Nusantarapost.com- Pebalap F1 asal indonesia Rio haryanto mulai berkonsentrasi untuk menatap balapan seri ketiga di F1 musim 2016 yang akan di helat sirkuit internasional Shanghai china minggu (17/4) mendatang setelah dirinya mengalami pengalaman luar biasa melihat kibaran bendera finish di F1 sekalipun dia harus puas berada di posisi ke 17

Bagi rio sirkuit shanghai merupakan sirkuit yang familiar baginya karena dirinya pernah membalap disana saat menjalani seri formula asia yang di naungi Asian Formula Renault Challenge tentunya Rio sudah hapal betul setiap belokan dan lintasan panjangnya di sirkuit ini itu akan menjadi modal penting saat dirinya akan turun bersama mobil Manor racing MRT05 nanti

“Shanghai adalah trek yang saya kenal baik, jadi saya berharap untuk membuat langkah maju pada saat balapan di sana,” kata Rio di akun facebook tim Manor, Rabu (6/4).

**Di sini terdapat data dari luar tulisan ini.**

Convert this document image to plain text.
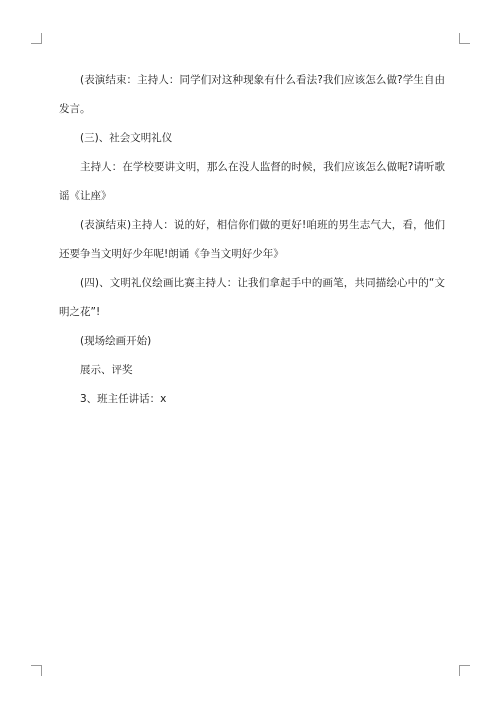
(表演结束：主持人：同学们对这种现象有什么看法?我们应该怎么做?学生自由发言。

(三)、社会文明礼仪

主持人：在学校要讲文明，那么在没人监督的时候，我们应该怎么做呢?请听歌谣《让座》

(表演结束)主持人：说的好，相信你们做的更好!咱班的男生志气大，看，他们还要争当文明好少年呢!朗诵《争当文明好少年》

(四)、文明礼仪绘画比赛主持人：让我们拿起手中的画笔，共同描绘心中的“文明之花”!

(现场绘画开始)

展示、评奖

3、班主任讲话：x
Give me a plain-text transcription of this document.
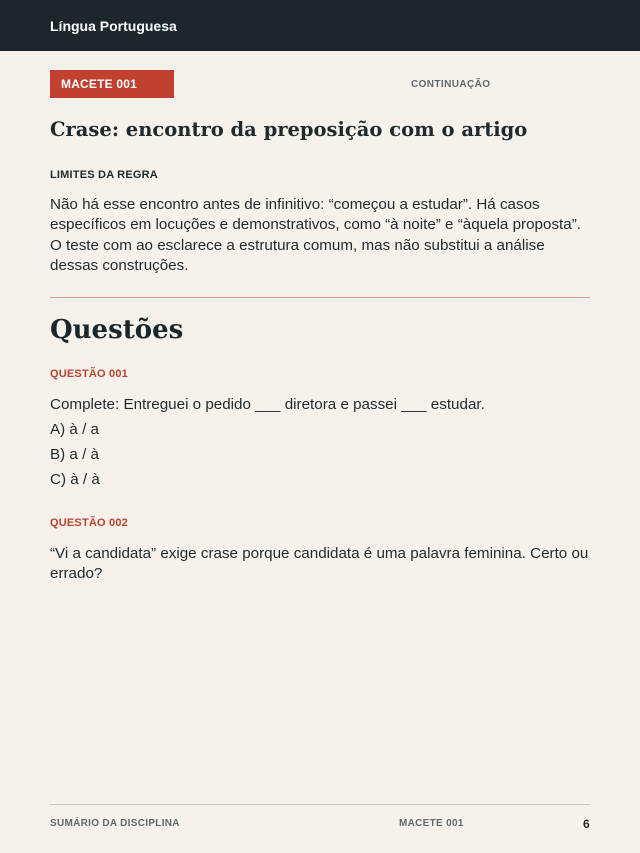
Língua Portuguesa
MACETE 001	CONTINUAÇÃO
Crase: encontro da preposição com o artigo
LIMITES DA REGRA
Não há esse encontro antes de infinitivo: “começou a estudar”. Há casos específicos em locuções e demonstrativos, como “à noite” e “àquela proposta”. O teste com ao esclarece a estrutura comum, mas não substitui a análise dessas construções.
Questões
QUESTÃO 001
Complete: Entreguei o pedido ___ diretora e passei ___ estudar.
A) à / a
B) a / à
C) à / à
QUESTÃO 002
“Vi a candidata” exige crase porque candidata é uma palavra feminina. Certo ou errado?
SUMÁRIO DA DISCIPLINA	MACETE 001	6
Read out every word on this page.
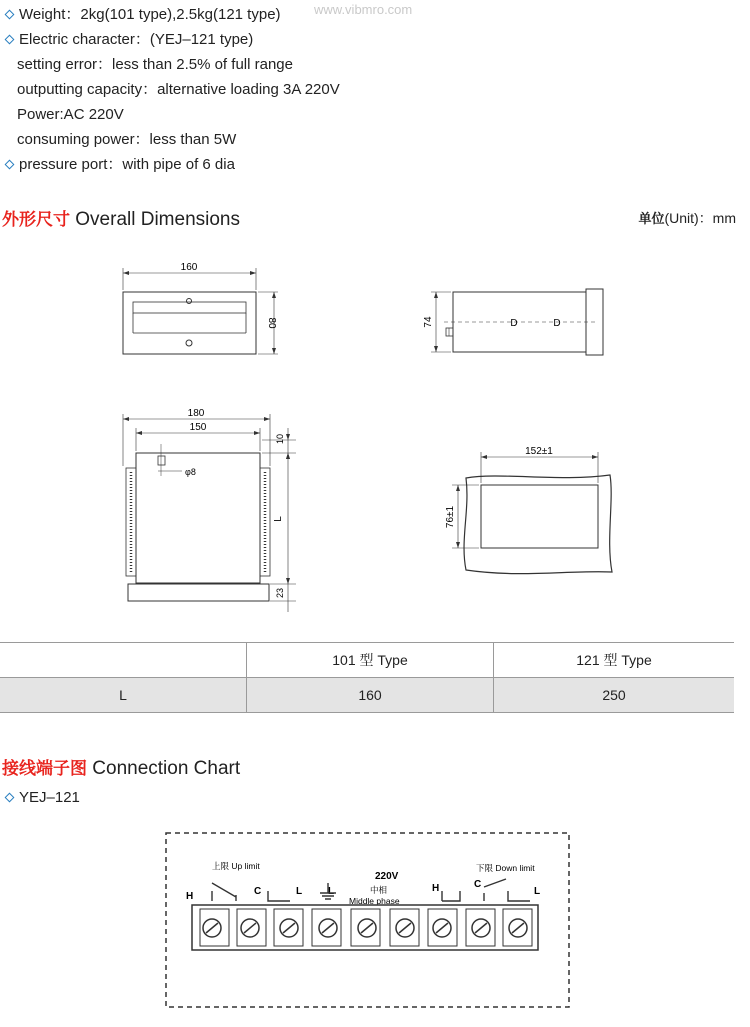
www.vibmro.com
Weight：2kg(101 type),2.5kg(121 type)
Electric character：(YEJ–121 type)
setting error：less than 2.5% of full range
outputting capacity：alternative loading 3A 220V
Power:AC 220V
consuming power：less than 5W
pressure port：with pipe of 6 dia
外形尺寸 Overall Dimensions	单位(Unit)：mm
160
80	74	D	D
φ8
180
150
10
L
23
152±1
76±1
	101 型 Type	121 型 Type
L	160	250
接线端子图 Connection Chart
YEJ–121
上限 Up limit	下限 Down limit
220V
中相
Middle phase
H	C	L	L	H	C
L
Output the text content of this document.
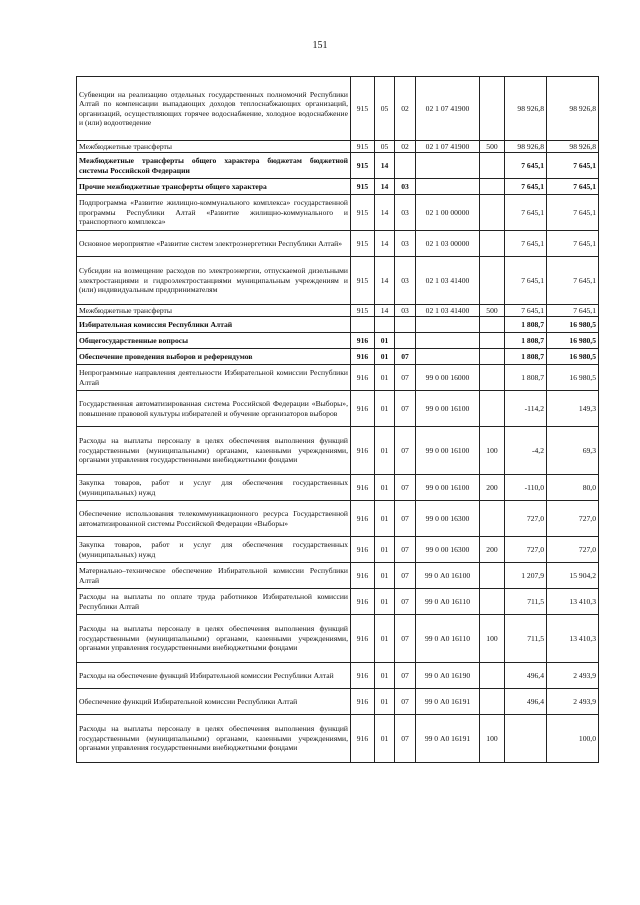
151
Субвенции на реализацию отдельных государственных полномочий Республики Алтай по компенсации выпадающих доходов теплоснабжающих организаций, организаций, осуществляющих горячее водоснабжение, холодное водоснабжение и (или) водоотведение	915	05	02	02 1 07 41900		98 926,8	98 926,8
Межбюджетные трансферты	915	05	02	02 1 07 41900	500	98 926,8	98 926,8
Межбюджетные трансферты общего характера бюджетам бюджетной системы Российской Федерации	915	14				7 645,1	7 645,1
Прочие межбюджетные трансферты общего характера	915	14	03			7 645,1	7 645,1
Подпрограмма «Развитие жилищно-коммунального комплекса» государственной программы Республики Алтай «Развитие жилищно-коммунального и транспортного комплекса»	915	14	03	02 1 00 00000		7 645,1	7 645,1
Основное мероприятие «Развитие систем электроэнергетики Республики Алтай»	915	14	03	02 1 03 00000		7 645,1	7 645,1
Субсидии на возмещение расходов по электроэнергии, отпускаемой дизельными электростанциями и гидроэлектростанциями муниципальным учреждениям и (или) индивидуальным предпринимателям	915	14	03	02 1 03 41400		7 645,1	7 645,1
Межбюджетные трансферты	915	14	03	02 1 03 41400	500	7 645,1	7 645,1
Избирательная комиссия Республики Алтай						1 808,7	16 980,5
Общегосударственные вопросы	916	01				1 808,7	16 980,5
Обеспечение проведения выборов и референдумов	916	01	07			1 808,7	16 980,5
Непрограммные направления деятельности Избирательной комиссии Республики Алтай	916	01	07	99 0 00 16000		1 808,7	16 980,5
Государственная автоматизированная система Российской Федерации «Выборы», повышение правовой культуры избирателей и обучение организаторов выборов	916	01	07	99 0 00 16100		-114,2	149,3
Расходы на выплаты персоналу в целях обеспечения выполнения функций государственными (муниципальными) органами, казенными учреждениями, органами управления государственными внебюджетными фондами	916	01	07	99 0 00 16100	100	-4,2	69,3
Закупка товаров, работ и услуг для обеспечения государственных (муниципальных) нужд	916	01	07	99 0 00 16100	200	-110,0	80,0
Обеспечение использования телекоммуникационного ресурса Государственной автоматизированной системы Российской Федерации «Выборы»	916	01	07	99 0 00 16300		727,0	727,0
Закупка товаров, работ и услуг для обеспечения государственных (муниципальных) нужд	916	01	07	99 0 00 16300	200	727,0	727,0
Материально–техническое обеспечение Избирательной комиссии Республики Алтай	916	01	07	99 0 А0 16100		1 207,9	15 904,2
Расходы на выплаты по оплате труда работников Избирательной комиссии Республики Алтай	916	01	07	99 0 А0 16110		711,5	13 410,3
Расходы на выплаты персоналу в целях обеспечения выполнения функций государственными (муниципальными) органами, казенными учреждениями, органами управления государственными внебюджетными фондами	916	01	07	99 0 А0 16110	100	711,5	13 410,3
Расходы на обеспечение функций Избирательной комиссии Республики Алтай	916	01	07	99 0 А0 16190		496,4	2 493,9
Обеспечение функций Избирательной комиссии Республики Алтай	916	01	07	99 0 А0 16191		496,4	2 493,9
Расходы на выплаты персоналу в целях обеспечения выполнения функций государственными (муниципальными) органами, казенными учреждениями, органами управления государственными внебюджетными фондами	916	01	07	99 0 А0 16191	100		100,0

Pebalap asal Surakarta jawa tengah tersebut baru saja memulai debut menawannya saat mengaspal di Bahrain, dirinya sukses menyelesaikan balapan meskipun harus finish di posisi buncit yaitu 17. tapi menyelesaikan balapan di F1 bukanlah hal muda bagi seorang pebalap muda seperti Rio

“Sangat senang bisa melihat bendera finis berkibar. Sangat baik bisa memiliki balapan ini di bawah kemudi saya yang mana akan jadi pengalaman berharga untuk saya dan juga tim”.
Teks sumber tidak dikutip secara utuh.